I must admit there are moments when I wished I had a different camera. I've always had this feeling that Canon's rendering of colour would suit my taste better. At other times I wished I had gone straight into buying a full frame SLR, such as the D700. Of course, that would have cost 3-4 times more than the D90. The feeling of making the wrong choice of camera has been exacerbated by several important points in my photography life.
The first was White Balance control. Buying the D90, I misled myself into thinking that I would achieve perfect WB. When that didn't happen, I blamed the camera. Now I realize that no camera can give you perfect WB. Not even the top end ones. I have made my peace with WB control.
Next was exposure control. Some cameras actually gives a more pleasing exposure when shot in semi-auto mode. I was not very happy with the D90 in this respect. Until now. I have learned that many seasoned photographers use the exposure compensation button all the time. I have learned to do the same myself, so this D90 nuance doesn't bother me anymore.

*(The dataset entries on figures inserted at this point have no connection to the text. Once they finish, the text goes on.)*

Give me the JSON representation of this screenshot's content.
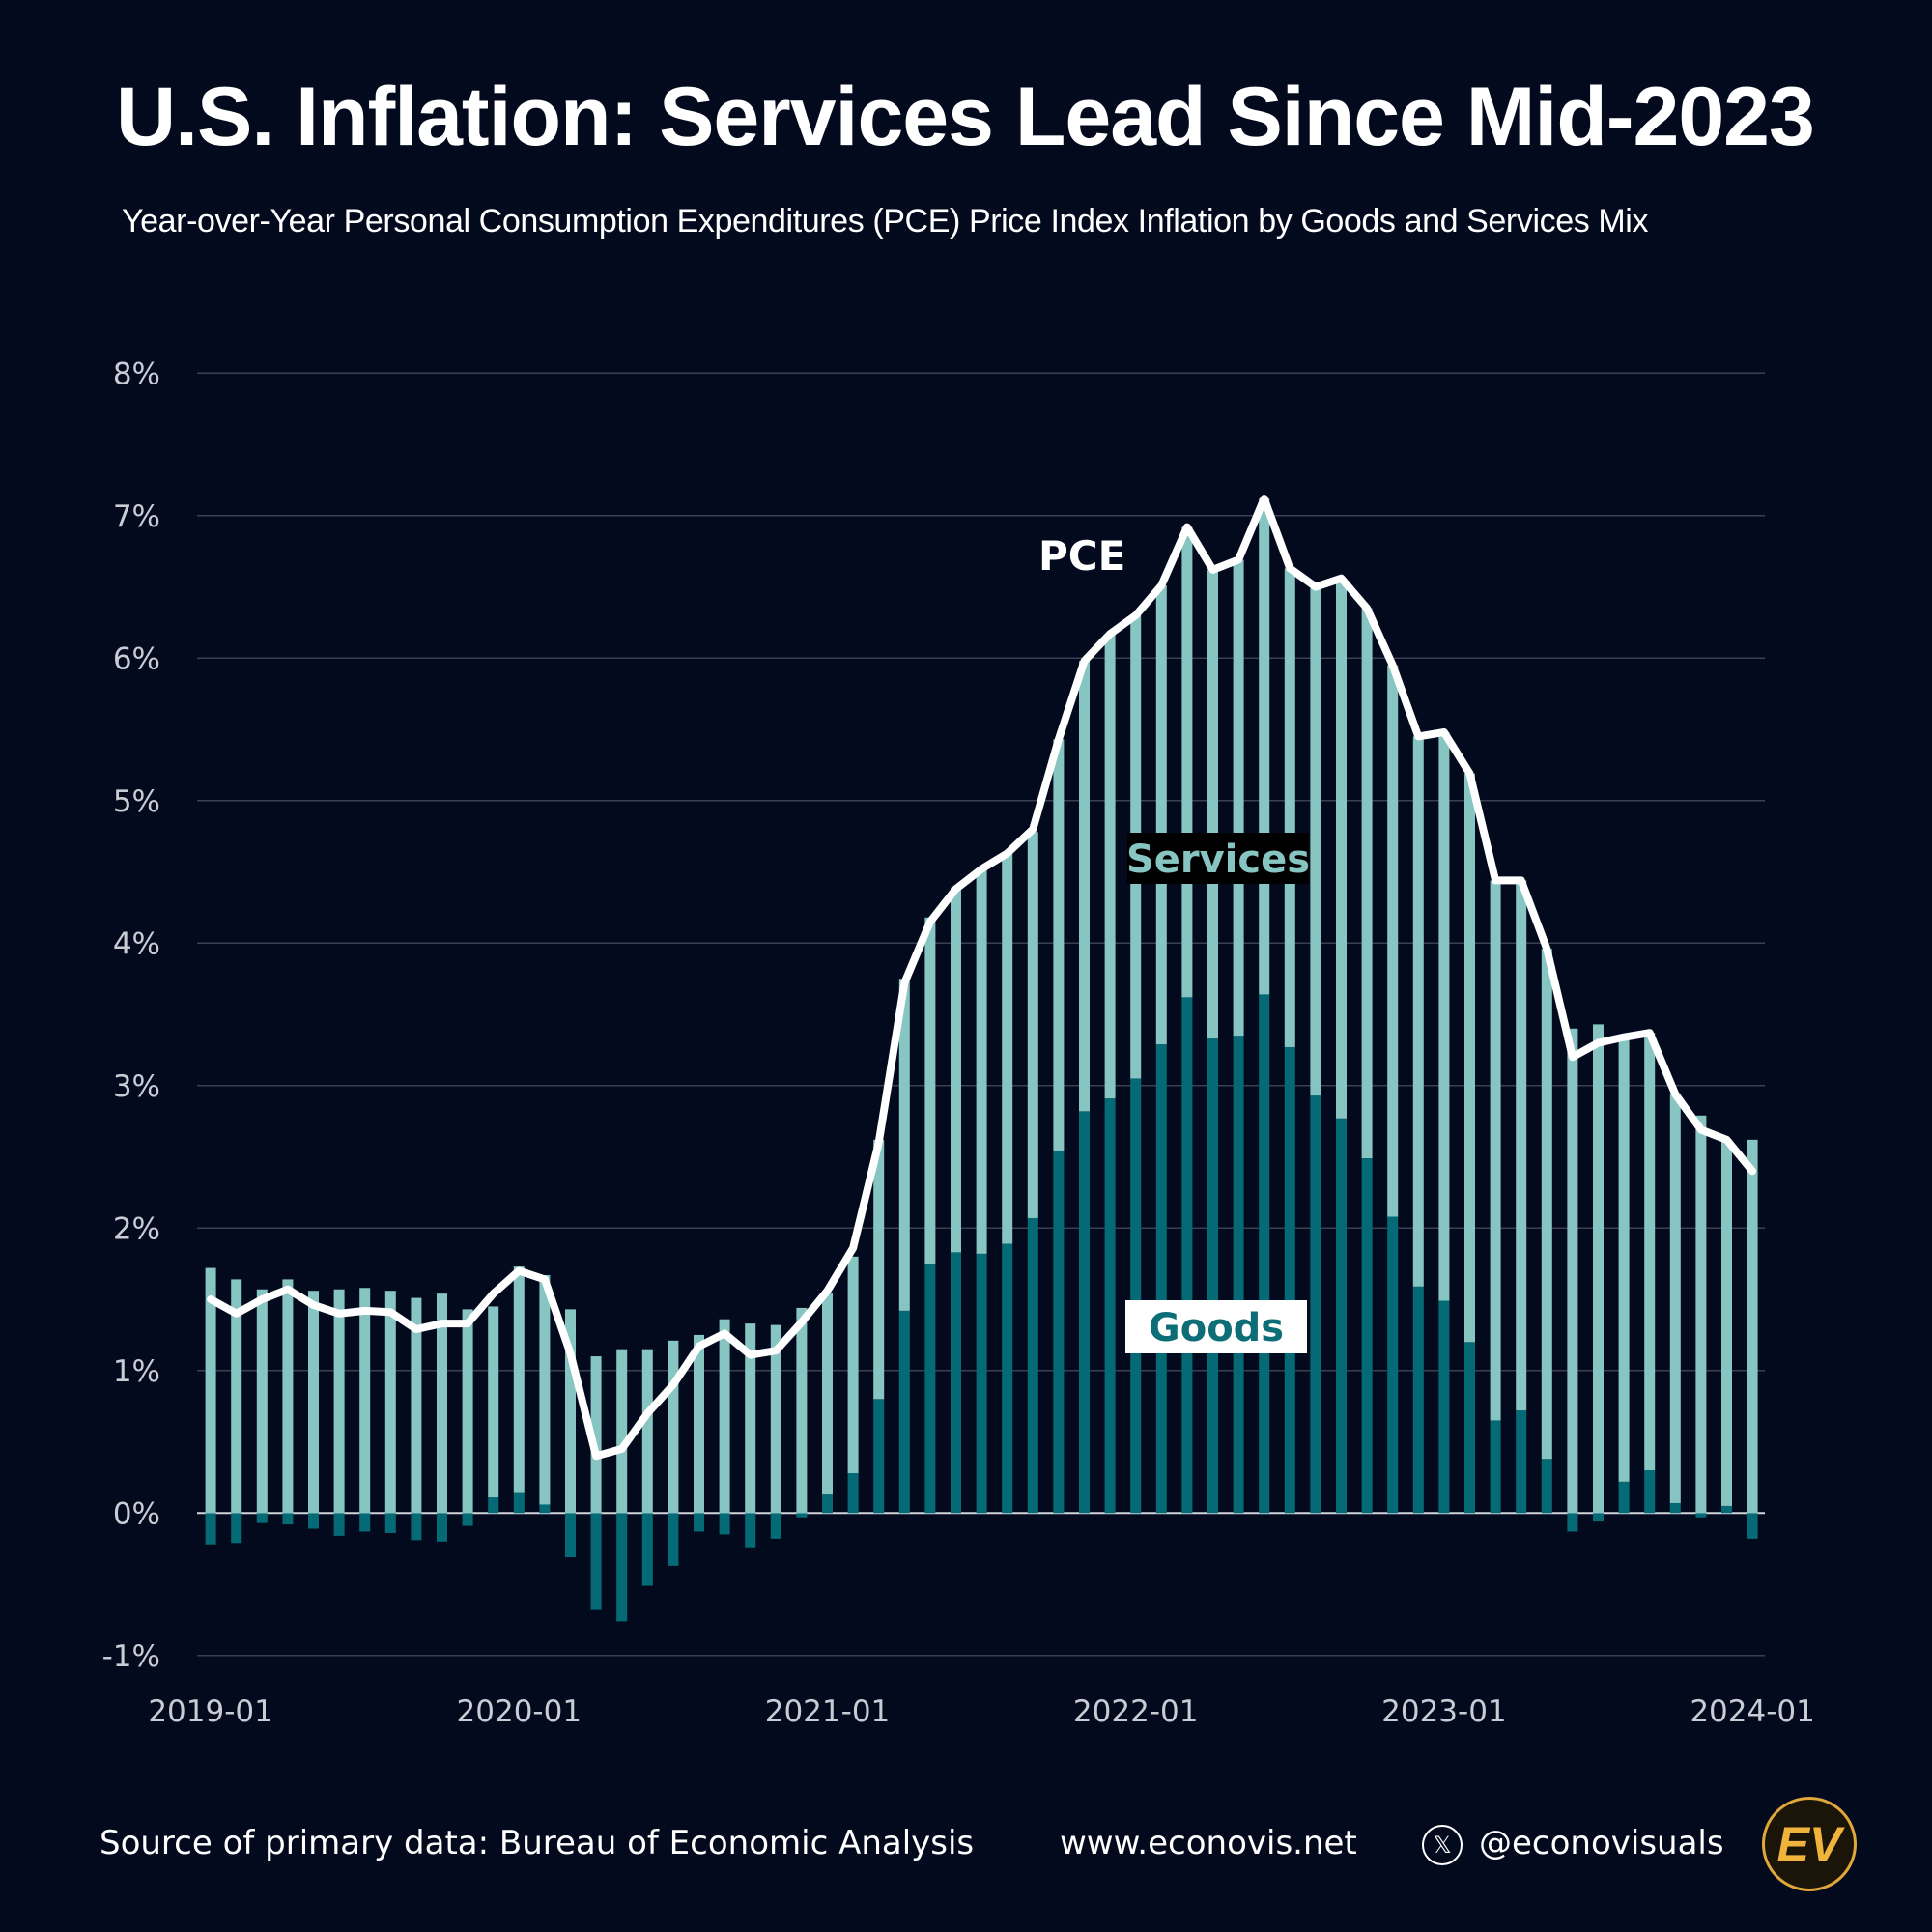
{
  "title": "U.S. Inflation: Services Lead Since Mid-2023",
  "subtitle": "Year-over-Year Personal Consumption Expenditures (PCE) Price Index Inflation by Goods and Services Mix",
  "footer": {
    "source": "Source of primary data: Bureau of Economic Analysis",
    "website": "www.econovis.net",
    "x_icon": "x-logo-icon",
    "handle": "@econovisuals",
    "logo": "EV"
  },
  "colors": {
    "background": "#040a1e",
    "services": "#86c5c1",
    "goods": "#046b76",
    "pce": "#ffffff",
    "grid": "#3a3f52"
  },
  "chart_data": {
    "type": "bar",
    "stacked": true,
    "title": "U.S. Inflation: Services Lead Since Mid-2023",
    "ylim": [
      -1,
      8
    ],
    "yticks": [
      "8%",
      "7%",
      "6%",
      "5%",
      "4%",
      "3%",
      "2%",
      "1%",
      "0%",
      "-1%"
    ],
    "ytick_values": [
      8,
      7,
      6,
      5,
      4,
      3,
      2,
      1,
      0,
      -1
    ],
    "xticks": [
      "2019-01",
      "2020-01",
      "2021-01",
      "2022-01",
      "2023-01",
      "2024-01"
    ],
    "grid": true,
    "start": "2019-01",
    "frequency": "monthly",
    "series_labels": {
      "pce": "PCE",
      "services": "Services",
      "goods": "Goods"
    },
    "series": [
      {
        "name": "Goods",
        "values": [
          -0.22,
          -0.21,
          -0.07,
          -0.08,
          -0.11,
          -0.16,
          -0.13,
          -0.14,
          -0.19,
          -0.2,
          -0.09,
          0.11,
          0.14,
          0.06,
          -0.31,
          -0.68,
          -0.76,
          -0.51,
          -0.37,
          -0.13,
          -0.15,
          -0.24,
          -0.18,
          -0.03,
          0.13,
          0.28,
          0.8,
          1.42,
          1.75,
          1.83,
          1.82,
          1.89,
          2.07,
          2.54,
          2.82,
          2.91,
          3.05,
          3.29,
          3.62,
          3.33,
          3.35,
          3.64,
          3.27,
          2.93,
          2.77,
          2.49,
          2.08,
          1.59,
          1.49,
          1.2,
          0.65,
          0.72,
          0.38,
          -0.13,
          -0.06,
          0.22,
          0.3,
          0.07,
          -0.03,
          0.05,
          -0.18
        ]
      },
      {
        "name": "Services",
        "values": [
          1.72,
          1.64,
          1.57,
          1.64,
          1.56,
          1.57,
          1.58,
          1.56,
          1.51,
          1.54,
          1.43,
          1.34,
          1.59,
          1.61,
          1.43,
          1.1,
          1.15,
          1.15,
          1.21,
          1.25,
          1.36,
          1.33,
          1.32,
          1.44,
          1.41,
          1.52,
          1.82,
          2.33,
          2.43,
          2.56,
          2.7,
          2.74,
          2.71,
          2.89,
          3.16,
          3.26,
          3.25,
          3.22,
          3.3,
          3.29,
          3.34,
          3.48,
          3.36,
          3.57,
          3.79,
          3.86,
          3.87,
          3.86,
          3.99,
          3.99,
          3.79,
          3.72,
          3.58,
          3.4,
          3.43,
          3.11,
          3.07,
          2.87,
          2.79,
          2.57,
          2.62
        ]
      },
      {
        "name": "PCE",
        "type": "line",
        "values": [
          1.5,
          1.4,
          1.5,
          1.57,
          1.46,
          1.4,
          1.42,
          1.41,
          1.29,
          1.33,
          1.33,
          1.54,
          1.7,
          1.64,
          1.12,
          0.4,
          0.45,
          0.7,
          0.9,
          1.17,
          1.26,
          1.11,
          1.14,
          1.34,
          1.56,
          1.86,
          2.6,
          3.72,
          4.15,
          4.38,
          4.52,
          4.63,
          4.8,
          5.43,
          5.98,
          6.17,
          6.3,
          6.51,
          6.92,
          6.62,
          6.69,
          7.12,
          6.63,
          6.5,
          6.56,
          6.35,
          5.95,
          5.45,
          5.48,
          5.19,
          4.44,
          4.44,
          3.96,
          3.2,
          3.3,
          3.34,
          3.37,
          2.94,
          2.69,
          2.62,
          2.4
        ]
      }
    ]
  }
}
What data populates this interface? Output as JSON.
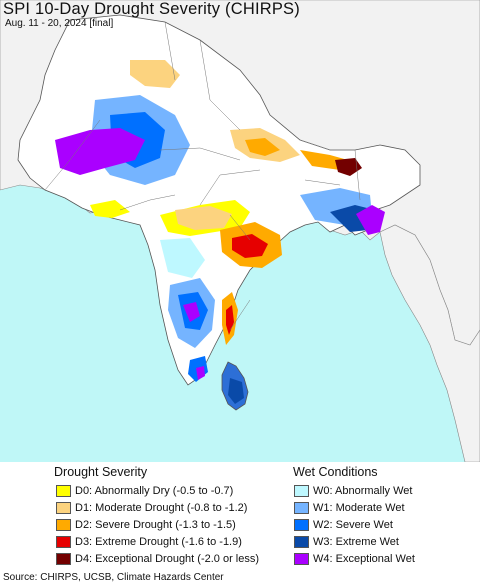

Of course, the APS-C sensor will still have the 1.5 crop factor, no matter what. That cannot be helped. I still cannot make full use of wide angle lens, nor get the shallow depth of field, nor use very high ISO, such as can be achieved with a full frame SLR. However, the D90 has stood up well and I am beginning to appreciate it for what it can do. That, I think, is the most important lesson in my photography journey. I have stopped imagining I could shoot better pictures by getting a better camera (and I know that's a false proposition). Instead, I now focus on what I can do with my D90 (and I know there's still lots more room to grow!).